O paciente precisa passar por internação para realizar o tratamento o quanto antes, após a confirmação da doença. Ele receberá antibiótico via venosa durante, pelo menos, sete dias. Para evitar o contágio de outras pessoas durante o tratamento, os familiares devem utilizar máscaras de proteção quando forem visitar o paciente. Contudo, não é necessário que ele fique em isolamento.

Como a meningite afeta diretamente o sistema nervoso central, existe o risco de possíveis sequelas. Entre elas estão a perda de visão ou audição, problemas cerebrais, dificuldade de cognição, paralisia dos músculos, ou problemas cardíacos. Essas sequelas podem ocorrer quando o tratamento não for eficaz ou for iniciado tardiamente.

Prevenção da doença

A vacinação é a melhor forma de prevenir a doença. No caso das meningites por bactérias, a mais eficaz é contra a meningite Haemophylus, que já faz parte do programa oficial de vacinação e, desde que foi implantada, reduziu muito o número de pessoas atingidas pela doença.
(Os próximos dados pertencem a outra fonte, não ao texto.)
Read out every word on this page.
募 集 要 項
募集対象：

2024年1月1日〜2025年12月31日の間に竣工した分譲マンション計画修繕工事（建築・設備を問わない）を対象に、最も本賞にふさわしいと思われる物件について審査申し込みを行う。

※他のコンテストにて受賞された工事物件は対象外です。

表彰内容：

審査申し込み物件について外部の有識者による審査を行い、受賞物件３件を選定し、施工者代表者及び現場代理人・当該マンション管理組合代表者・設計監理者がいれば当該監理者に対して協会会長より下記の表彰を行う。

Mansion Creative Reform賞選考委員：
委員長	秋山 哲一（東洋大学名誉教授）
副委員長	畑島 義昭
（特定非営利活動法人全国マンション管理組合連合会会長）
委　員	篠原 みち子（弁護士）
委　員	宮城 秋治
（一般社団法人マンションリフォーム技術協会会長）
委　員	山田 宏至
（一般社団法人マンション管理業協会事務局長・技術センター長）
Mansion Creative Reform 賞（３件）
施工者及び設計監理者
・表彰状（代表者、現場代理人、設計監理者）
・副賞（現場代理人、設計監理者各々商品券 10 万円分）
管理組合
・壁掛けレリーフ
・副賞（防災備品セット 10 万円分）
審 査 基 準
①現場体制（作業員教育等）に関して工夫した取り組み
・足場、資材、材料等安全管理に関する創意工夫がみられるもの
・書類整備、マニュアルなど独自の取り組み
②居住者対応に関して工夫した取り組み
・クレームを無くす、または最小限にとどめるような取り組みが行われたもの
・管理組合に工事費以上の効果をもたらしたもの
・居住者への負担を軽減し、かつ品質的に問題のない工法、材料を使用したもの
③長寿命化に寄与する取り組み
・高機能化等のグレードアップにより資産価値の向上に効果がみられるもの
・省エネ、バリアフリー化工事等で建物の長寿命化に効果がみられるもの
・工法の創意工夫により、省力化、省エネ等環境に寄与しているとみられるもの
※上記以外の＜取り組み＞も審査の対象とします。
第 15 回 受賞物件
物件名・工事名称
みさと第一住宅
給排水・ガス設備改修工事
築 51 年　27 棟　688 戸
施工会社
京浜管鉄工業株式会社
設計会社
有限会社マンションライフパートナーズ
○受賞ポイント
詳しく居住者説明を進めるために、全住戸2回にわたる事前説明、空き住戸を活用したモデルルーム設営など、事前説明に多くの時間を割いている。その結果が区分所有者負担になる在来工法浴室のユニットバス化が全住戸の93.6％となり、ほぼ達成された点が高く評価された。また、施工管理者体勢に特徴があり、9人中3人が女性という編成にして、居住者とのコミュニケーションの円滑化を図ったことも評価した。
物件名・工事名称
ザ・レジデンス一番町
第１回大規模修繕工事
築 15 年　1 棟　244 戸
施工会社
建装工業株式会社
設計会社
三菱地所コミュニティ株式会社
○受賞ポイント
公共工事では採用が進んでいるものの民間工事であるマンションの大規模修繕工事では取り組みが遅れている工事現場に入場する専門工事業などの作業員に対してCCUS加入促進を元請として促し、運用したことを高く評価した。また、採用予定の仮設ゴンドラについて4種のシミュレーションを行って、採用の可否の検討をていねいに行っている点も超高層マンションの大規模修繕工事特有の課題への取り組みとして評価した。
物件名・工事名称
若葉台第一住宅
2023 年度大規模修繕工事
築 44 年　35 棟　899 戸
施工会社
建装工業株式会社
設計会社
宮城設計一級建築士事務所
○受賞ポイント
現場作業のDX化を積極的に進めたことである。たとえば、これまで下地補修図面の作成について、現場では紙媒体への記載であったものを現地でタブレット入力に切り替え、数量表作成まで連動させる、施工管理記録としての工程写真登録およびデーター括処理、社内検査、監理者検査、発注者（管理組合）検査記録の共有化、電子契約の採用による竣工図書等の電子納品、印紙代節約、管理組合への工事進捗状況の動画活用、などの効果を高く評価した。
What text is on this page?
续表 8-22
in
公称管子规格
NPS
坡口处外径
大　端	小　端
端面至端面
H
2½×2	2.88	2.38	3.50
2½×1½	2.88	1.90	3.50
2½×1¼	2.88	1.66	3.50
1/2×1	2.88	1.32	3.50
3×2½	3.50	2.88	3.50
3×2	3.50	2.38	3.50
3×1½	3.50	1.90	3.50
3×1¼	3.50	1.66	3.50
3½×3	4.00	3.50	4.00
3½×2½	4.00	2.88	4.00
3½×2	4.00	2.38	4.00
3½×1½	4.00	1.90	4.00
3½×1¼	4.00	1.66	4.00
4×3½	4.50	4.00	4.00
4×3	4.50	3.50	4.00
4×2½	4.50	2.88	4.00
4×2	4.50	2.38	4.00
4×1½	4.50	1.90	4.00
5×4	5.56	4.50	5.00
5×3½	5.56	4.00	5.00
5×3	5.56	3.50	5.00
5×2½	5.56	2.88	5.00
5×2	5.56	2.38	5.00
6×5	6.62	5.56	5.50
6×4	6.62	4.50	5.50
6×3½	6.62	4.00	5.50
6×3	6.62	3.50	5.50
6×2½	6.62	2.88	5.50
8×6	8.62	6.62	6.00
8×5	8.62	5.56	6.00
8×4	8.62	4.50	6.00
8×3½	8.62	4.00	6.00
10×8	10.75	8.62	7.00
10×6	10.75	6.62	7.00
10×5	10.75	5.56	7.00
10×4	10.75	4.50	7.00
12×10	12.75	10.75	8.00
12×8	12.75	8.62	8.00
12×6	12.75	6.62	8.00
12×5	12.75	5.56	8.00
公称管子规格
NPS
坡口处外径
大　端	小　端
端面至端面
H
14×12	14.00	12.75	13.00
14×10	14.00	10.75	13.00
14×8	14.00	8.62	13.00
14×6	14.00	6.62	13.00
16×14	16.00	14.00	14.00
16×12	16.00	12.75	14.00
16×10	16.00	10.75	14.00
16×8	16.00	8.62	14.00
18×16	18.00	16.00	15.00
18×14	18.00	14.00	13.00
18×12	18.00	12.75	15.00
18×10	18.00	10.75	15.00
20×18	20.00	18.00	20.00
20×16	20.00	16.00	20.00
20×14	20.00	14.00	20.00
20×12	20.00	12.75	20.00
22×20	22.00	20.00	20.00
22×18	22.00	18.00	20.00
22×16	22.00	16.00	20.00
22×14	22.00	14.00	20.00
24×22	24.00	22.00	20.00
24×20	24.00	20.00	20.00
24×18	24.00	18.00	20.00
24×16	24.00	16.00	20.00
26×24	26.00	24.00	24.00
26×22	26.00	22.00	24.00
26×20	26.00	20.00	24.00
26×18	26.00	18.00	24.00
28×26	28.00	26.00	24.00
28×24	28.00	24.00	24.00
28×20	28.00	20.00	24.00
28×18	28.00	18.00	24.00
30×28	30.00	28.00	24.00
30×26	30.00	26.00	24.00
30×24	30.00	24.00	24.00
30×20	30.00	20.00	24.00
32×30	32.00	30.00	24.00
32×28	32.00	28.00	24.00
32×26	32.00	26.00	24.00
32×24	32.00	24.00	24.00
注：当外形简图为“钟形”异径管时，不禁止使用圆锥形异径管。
Contra o pneumococo a vacina também existe e cumpre bem o papel de defender o organismo contra bactéria. Já para o combate da meningite meningocócica, a proteção é menor, por que existem 13 grupos dessas bactérias e as vacinas existentes não conseguem garantir imunidade para todos esses grupos.

Medidas simples podem ser tomadas para combater o contágio em massa, prevenindo os casos de surto. Evitar ambientes abafados e com muitas pessoas, além de lavar bem talheres copos e pratos são medidas preventivas que podem ser muito eficazes para evitar a contaminação.